A typical case refers to Guiding Case No. 146 of the Supreme Court: Chen Qinghao, Chen Shujuan, Zhao Yanhai running a gambling house case, the Judicial Committee of the Supreme People's Court after discussion believes: In the name of "binary options" trading, using the Internet to solicit "investors" outside the legally designated futures trading venues, with the price trend of foreign exchange varieties in a future period as the trading object, determining profit and loss according to "buying up" "buying down", investors who guess the direction of price fluctuations correctly profit, those who guess wrong lose their principal to the website (house), the result of profit and loss is not linked to the actual price fluctuation range, essentially "betting big or small, gambling win or lose", is gambling behavior disguised as options trading. Relevant websites should be identified as gambling websites.
We believe that, from the perspective of the Supreme Court's ruling, whether the "perpetual contracts" in the cryptocurrency circle constitute the crime of running a gambling house should focus on its operating mechanism, whether it is closer to the traditional futures trading mechanism or closer to the pure gambling speculation mechanism. If it belongs to the former, it should not be convicted and punished for running a gambling house.

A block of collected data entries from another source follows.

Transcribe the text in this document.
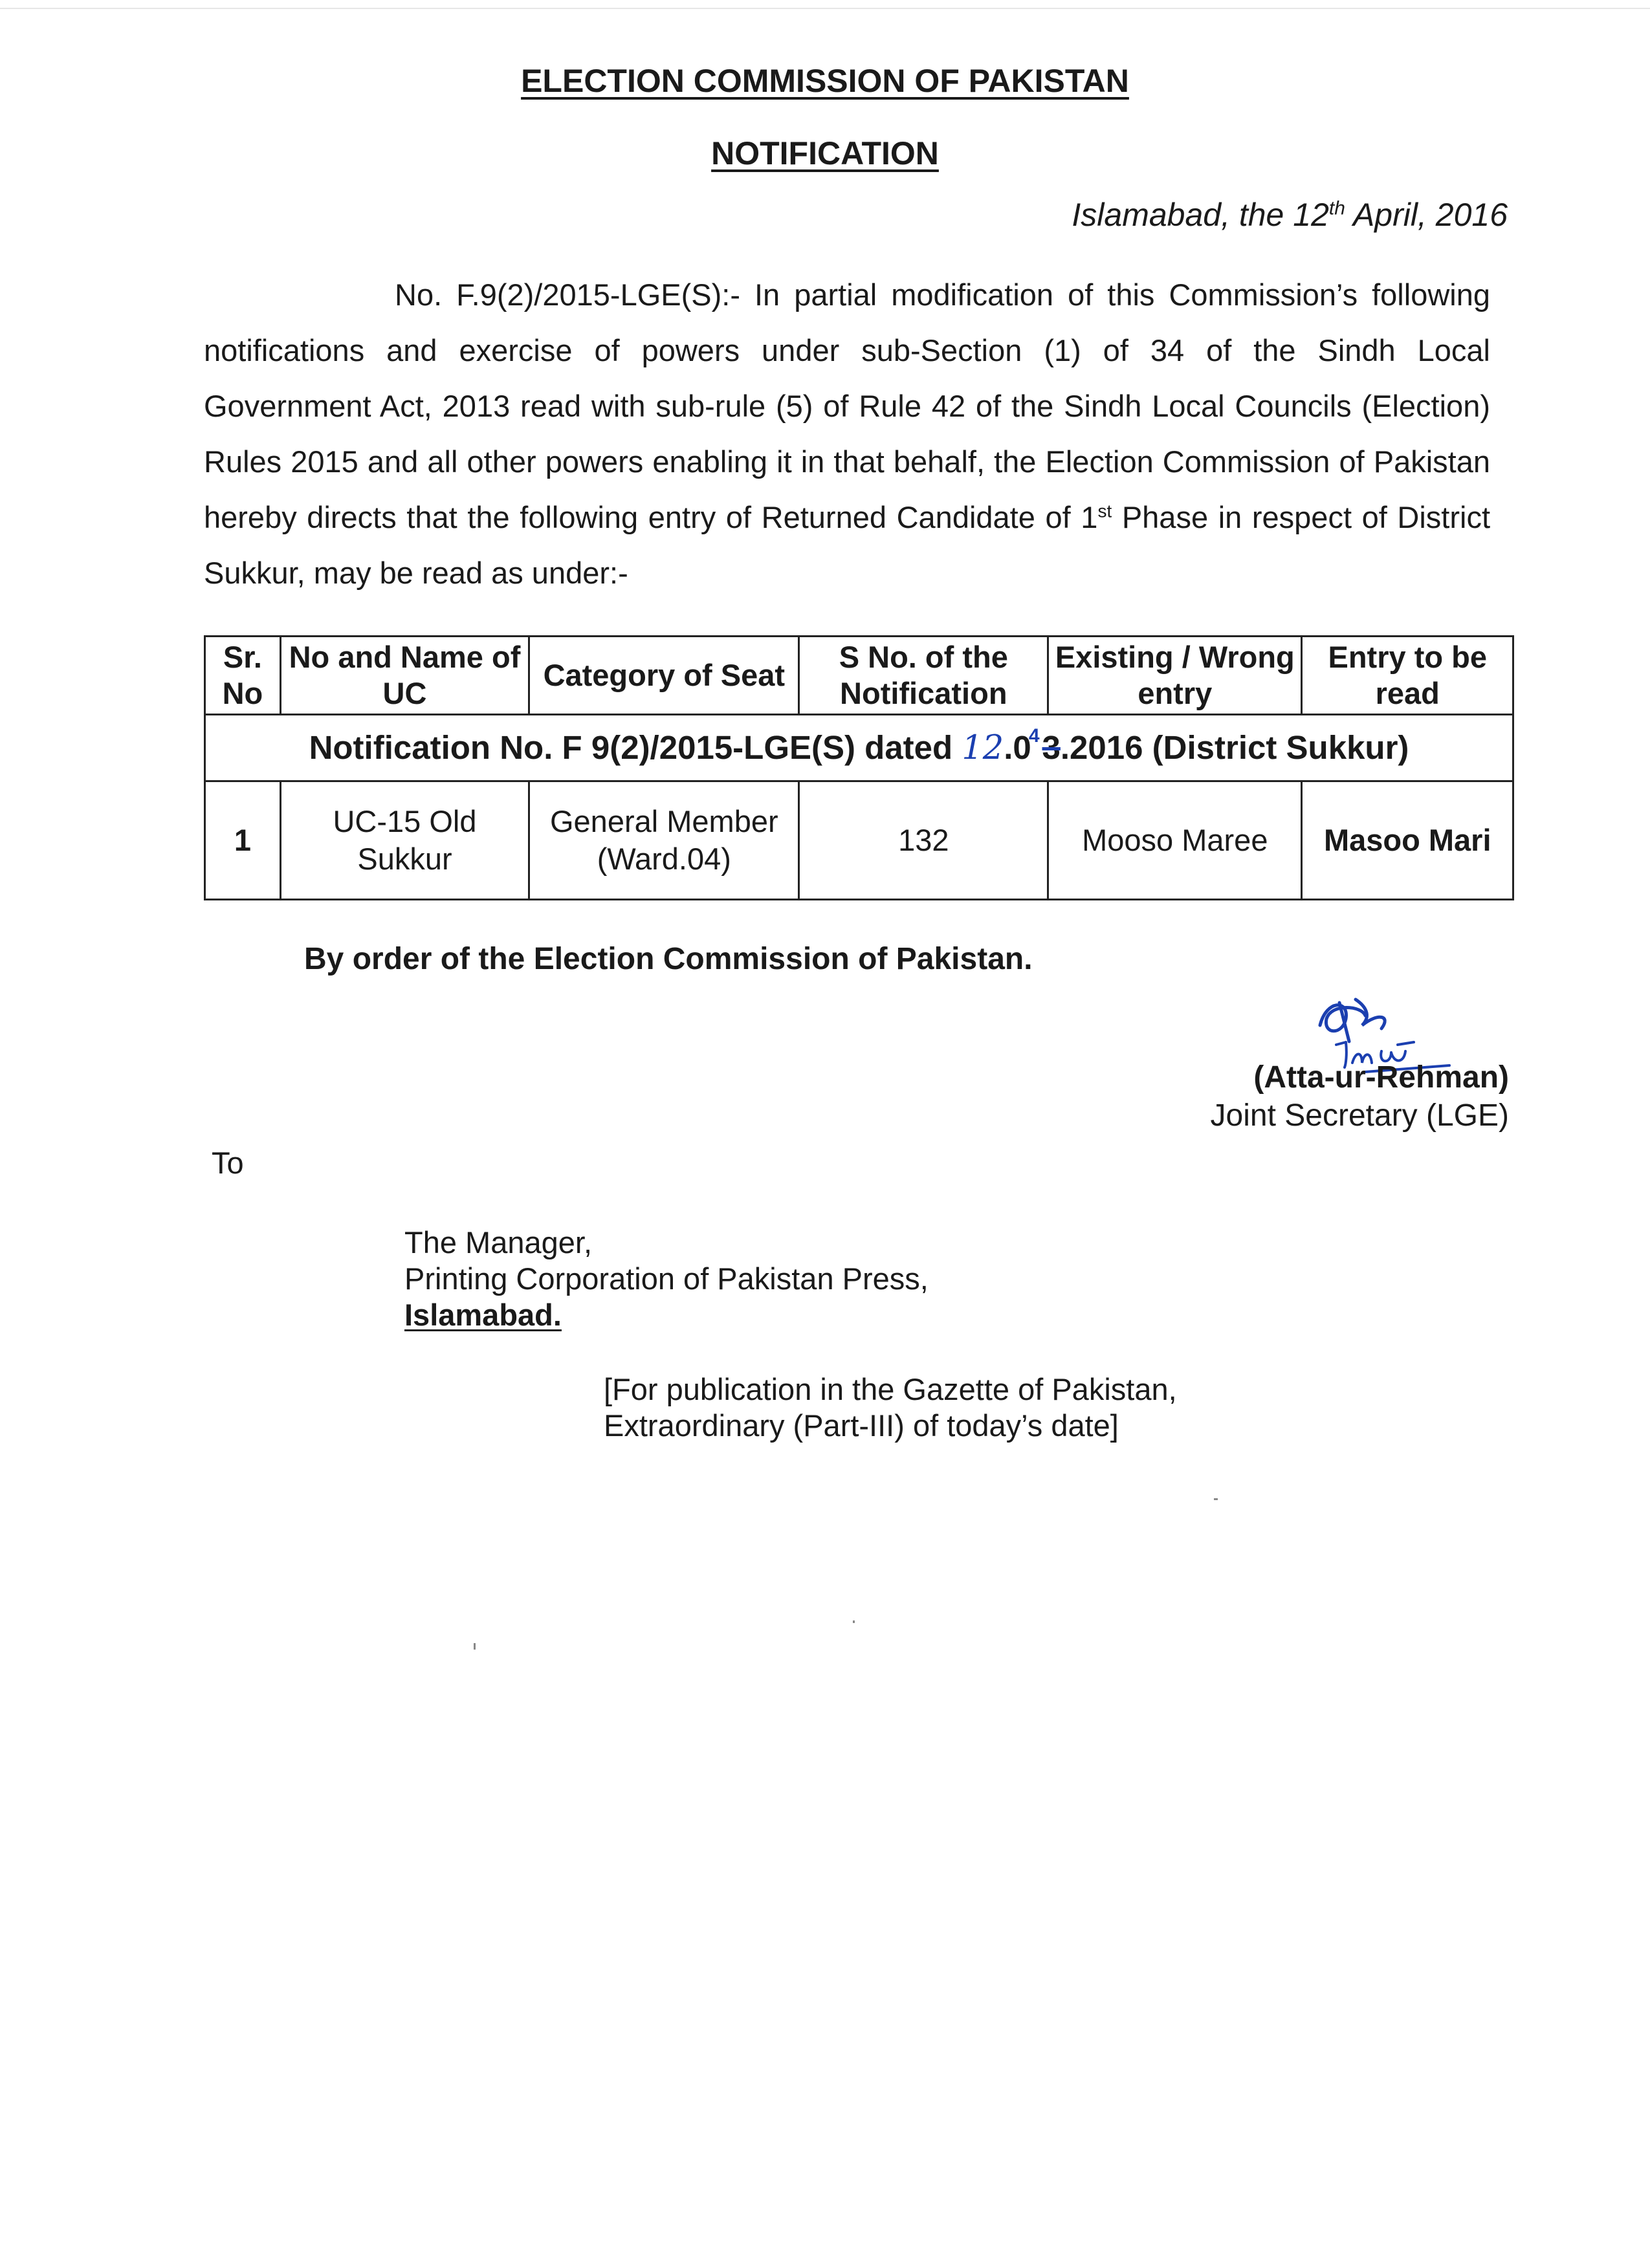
ELECTION COMMISSION OF PAKISTAN
NOTIFICATION
Islamabad, the 12th April, 2016
No. F.9(2)/2015-LGE(S):- In partial modification of this Commission’s following notifications and exercise of powers under sub-Section (1) of 34 of the Sindh Local Government Act, 2013 read with sub-rule (5) of Rule 42 of the Sindh Local Councils (Election) Rules 2015 and all other powers enabling it in that behalf, the Election Commission of Pakistan hereby directs that the following entry of Returned Candidate of 1st Phase in respect of District Sukkur, may be read as under:-
Sr. No	No and Name of UC	Category of Seat	S No. of the Notification	Existing / Wrong entry	Entry to be read
Notification No. F 9(2)/2015-LGE(S) dated 12.0$^4$3.2016 (District Sukkur)					
1	UC-15 Old Sukkur	General Member (Ward.04)	132	Mooso Maree	Masoo Mari
By order of the Election Commission of Pakistan.
(Atta-ur-Rehman)
Joint Secretary (LGE)
To
The Manager,
Printing Corporation of Pakistan Press,
Islamabad.
[For publication in the Gazette of Pakistan,
Extraordinary (Part-III) of today’s date]
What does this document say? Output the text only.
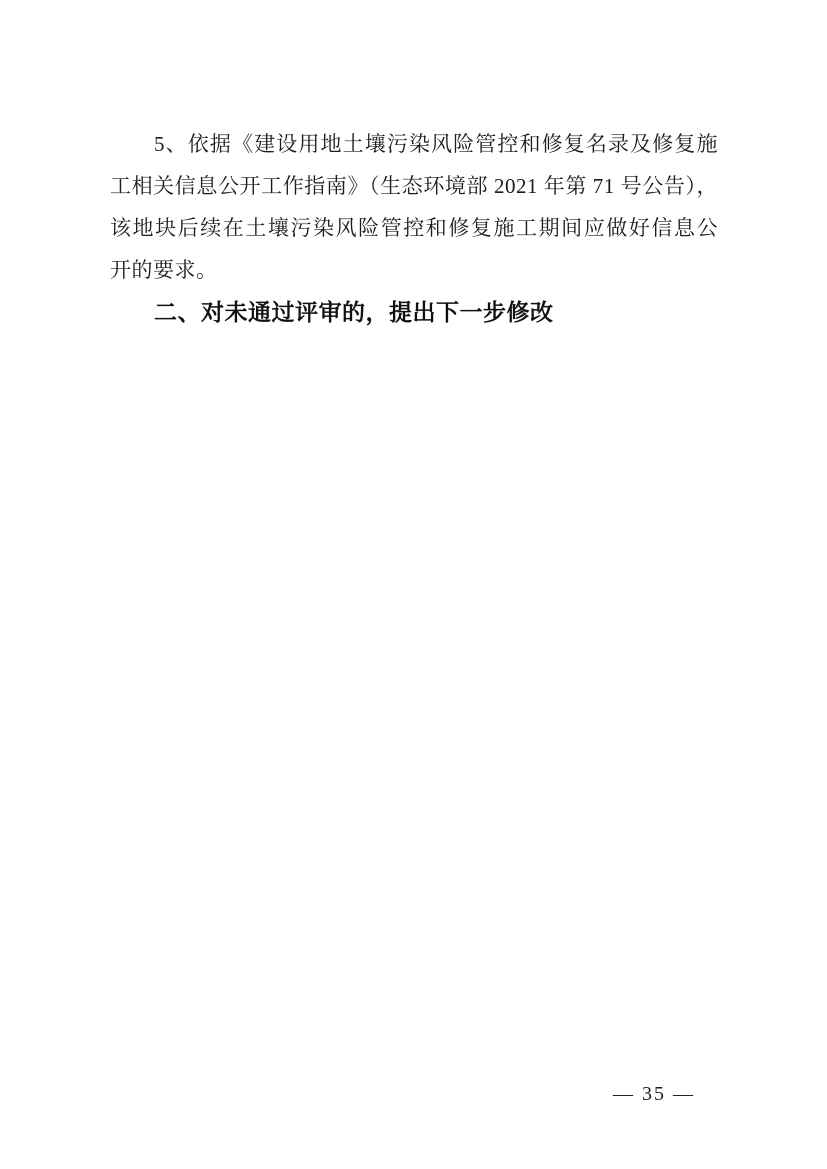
5、依据《建设用地土壤污染风险管控和修复名录及修复施
工相关信息公开工作指南》（生态环境部 2021 年第 71 号公告），
该地块后续在土壤污染风险管控和修复施工期间应做好信息公
开的要求。
二、对未通过评审的，提出下一步修改
— 35 —
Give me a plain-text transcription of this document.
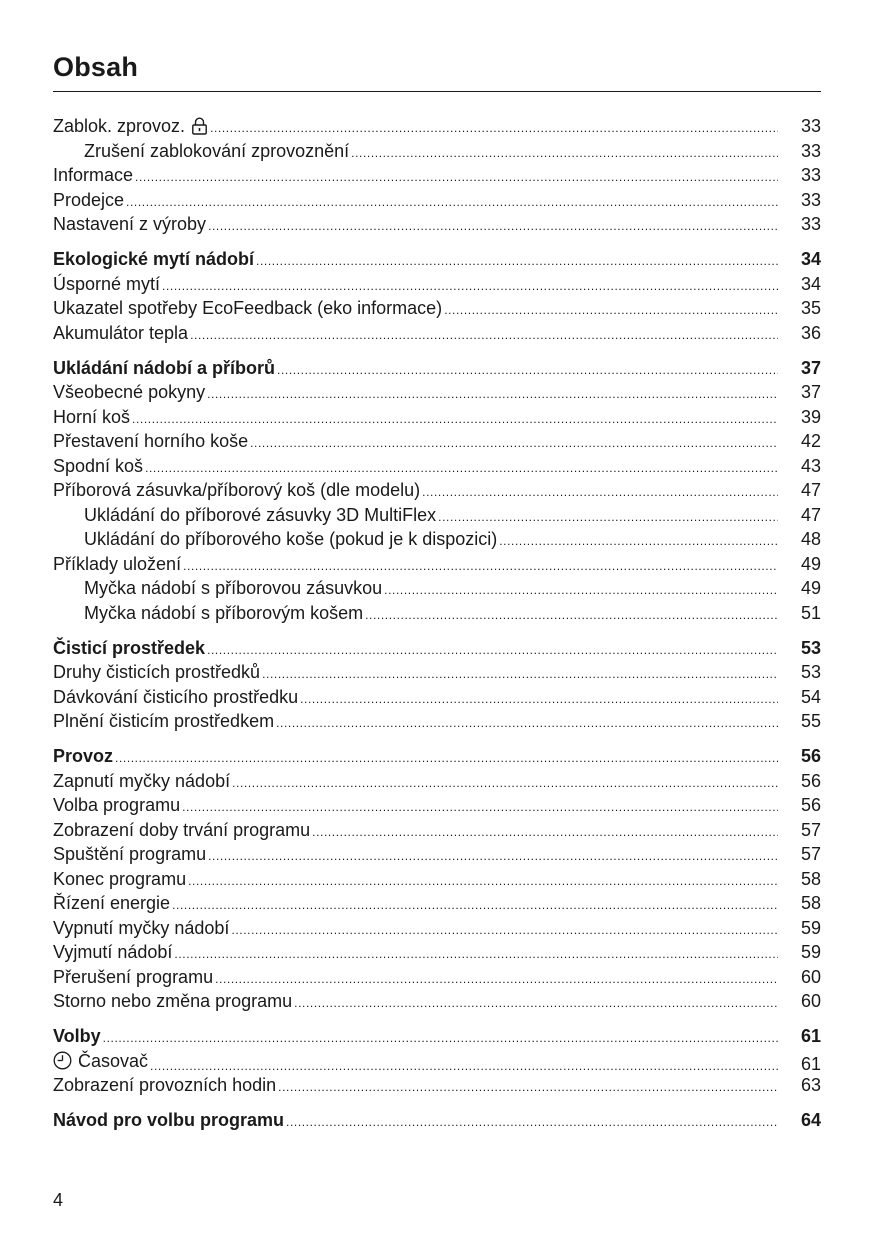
Obsah
Zablok. zprovoz. .....	33
Zrušení zablokování zprovoznění .....	33
Informace .....	33
Prodejce .....	33
Nastavení z výroby .....	33
Ekologické mytí nádobí .....	34
Úsporné mytí .....	34
Ukazatel spotřeby EcoFeedback (eko informace) .....	35
Akumulátor tepla .....	36
Ukládání nádobí a příborů .....	37
Všeobecné pokyny .....	37
Horní koš .....	39
Přestavení horního koše .....	42
Spodní koš .....	43
Příborová zásuvka/příborový koš (dle modelu) .....	47
Ukládání do příborové zásuvky 3D MultiFlex .....	47
Ukládání do příborového koše (pokud je k dispozici) .....	48
Příklady uložení .....	49
Myčka nádobí s příborovou zásuvkou .....	49
Myčka nádobí s příborovým košem .....	51
Čisticí prostředek .....	53
Druhy čisticích prostředků .....	53
Dávkování čisticího prostředku .....	54
Plnění čisticím prostředkem .....	55
Provoz .....	56
Zapnutí myčky nádobí .....	56
Volba programu .....	56
Zobrazení doby trvání programu .....	57
Spuštění programu .....	57
Konec programu .....	58
Řízení energie .....	58
Vypnutí myčky nádobí .....	59
Vyjmutí nádobí .....	59
Přerušení programu .....	60
Storno nebo změna programu .....	60
Volby .....	61
Časovač .....	61
Zobrazení provozních hodin .....	63
Návod pro volbu programu .....	64
4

The common perpetual contract gameplay in the market generally allows users to choose to close their positions and sell at any time according to the market fluctuations of cryptocurrencies, and both the closing price and the selected trading time may affect the user's profit and loss. Overall, "perpetual contracts" cannot be simply evaluated as a simple gambling behavior of "betting big or small, gambling on ups and downs". It requires participants to use their professional knowledge to choose buying and selling strategies through reasonable judgment and analysis, which is significantly different from other common "nine parts predetermined" pure probability-based gambling behaviors. The social harmfulness is also vastly different. Simply and crudely convicting and punishing it for running a gambling house, I do not agree.
Final Thoughts
Although I do not agree with the recent rulings, an undeniable reality is that the controversy over convictions cannot change the high-risk nature of the perpetual contract business itself in our country, its potential risks include but are not limited to the crimes of fraud, illegal business operations, etc. At the same time, do not engage in perpetual contract business in disguise, partners must pay more attention, do not cross the line.